About Us
The Virginia Literacy Foundation (VLF) provides funding and technical support to private, volunteer literacy organizations throughout Virginia via challenge grants, training, and direct consultation. Our community-based literacy organizations teach adults who read at or below basic literacy levels with one-on-one instruction and small group tutoring. The VLF also works in partnership with public and private organizations to improve literacy with individuals and in the workplace, and to provide professional development training and research-based promising practices for programs and staff.
Meet the Founder
Jeannie McPherson Patterson Baliles was born in North Carolina and raised near Baltimore. She took her undergraduate and graduate degrees in history from Washington College and Wesleyan University. She taught history until the birth of her first child, and then stayed home to raise her children, Laura and Jonathan. When she became First Lady of Virginia in 1986, she immediately named fighting illiteracy as a major project she would undertake. That same year, she oversaw the founding of the Virginia Literacy Foundation and has served as its chair ever since.
It was Jeannie’s vision to create a public-private partnership that would oversee and prevent overlapping services among all community-based literacy organizations throughout the state. The Foundation also partnered with the State Department of Education in the Virginia Literacy Initiative to encourage the spread of family and workplace literacy programs in the commonwealth. This model was unprecedented in the nation, and 37 years later, she is still the active chair of the organization, which has seen the community-based literacy organizations it supports flourish, along with the adults and families they have served and the communities in which they operate.

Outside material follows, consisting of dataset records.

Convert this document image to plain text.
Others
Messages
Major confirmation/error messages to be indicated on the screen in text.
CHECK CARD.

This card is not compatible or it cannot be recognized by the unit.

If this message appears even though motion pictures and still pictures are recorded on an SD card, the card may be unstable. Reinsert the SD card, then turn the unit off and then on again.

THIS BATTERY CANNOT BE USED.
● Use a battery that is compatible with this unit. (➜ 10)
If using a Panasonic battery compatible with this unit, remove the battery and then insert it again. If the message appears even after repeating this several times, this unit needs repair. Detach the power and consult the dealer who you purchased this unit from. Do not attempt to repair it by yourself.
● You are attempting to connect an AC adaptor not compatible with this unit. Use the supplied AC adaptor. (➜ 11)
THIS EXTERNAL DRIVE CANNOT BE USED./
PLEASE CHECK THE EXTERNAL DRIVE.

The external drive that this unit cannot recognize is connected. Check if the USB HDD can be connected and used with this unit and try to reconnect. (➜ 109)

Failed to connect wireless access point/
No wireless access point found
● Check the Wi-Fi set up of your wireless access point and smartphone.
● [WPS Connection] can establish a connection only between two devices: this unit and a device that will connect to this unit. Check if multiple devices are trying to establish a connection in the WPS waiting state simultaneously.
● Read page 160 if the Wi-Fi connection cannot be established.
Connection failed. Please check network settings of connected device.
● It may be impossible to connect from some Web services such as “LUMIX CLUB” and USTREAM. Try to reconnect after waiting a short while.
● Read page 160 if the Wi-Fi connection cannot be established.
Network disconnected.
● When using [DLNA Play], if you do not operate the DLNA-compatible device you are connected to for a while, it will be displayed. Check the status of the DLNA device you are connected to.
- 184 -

A year after its inception in 1986, the VLF formed a partnership with the State Department of Education’s Office of Adult Education and Literacy in a public/private partnership that was the first of its kind in the nation. This joint venture was created in an effort to make an impact on the immense economic, educational, and social consequences of illiteracy to Virginians who are expected to compete in a rapidly changing technological environment.
The Foundation has spent nearly thirty-seven years building and sustaining a statewide network of community-based literacy organizations. The next twenty-five years will be devoted to strengthening the capacity of these organizations and underpinning their successes with public policy support.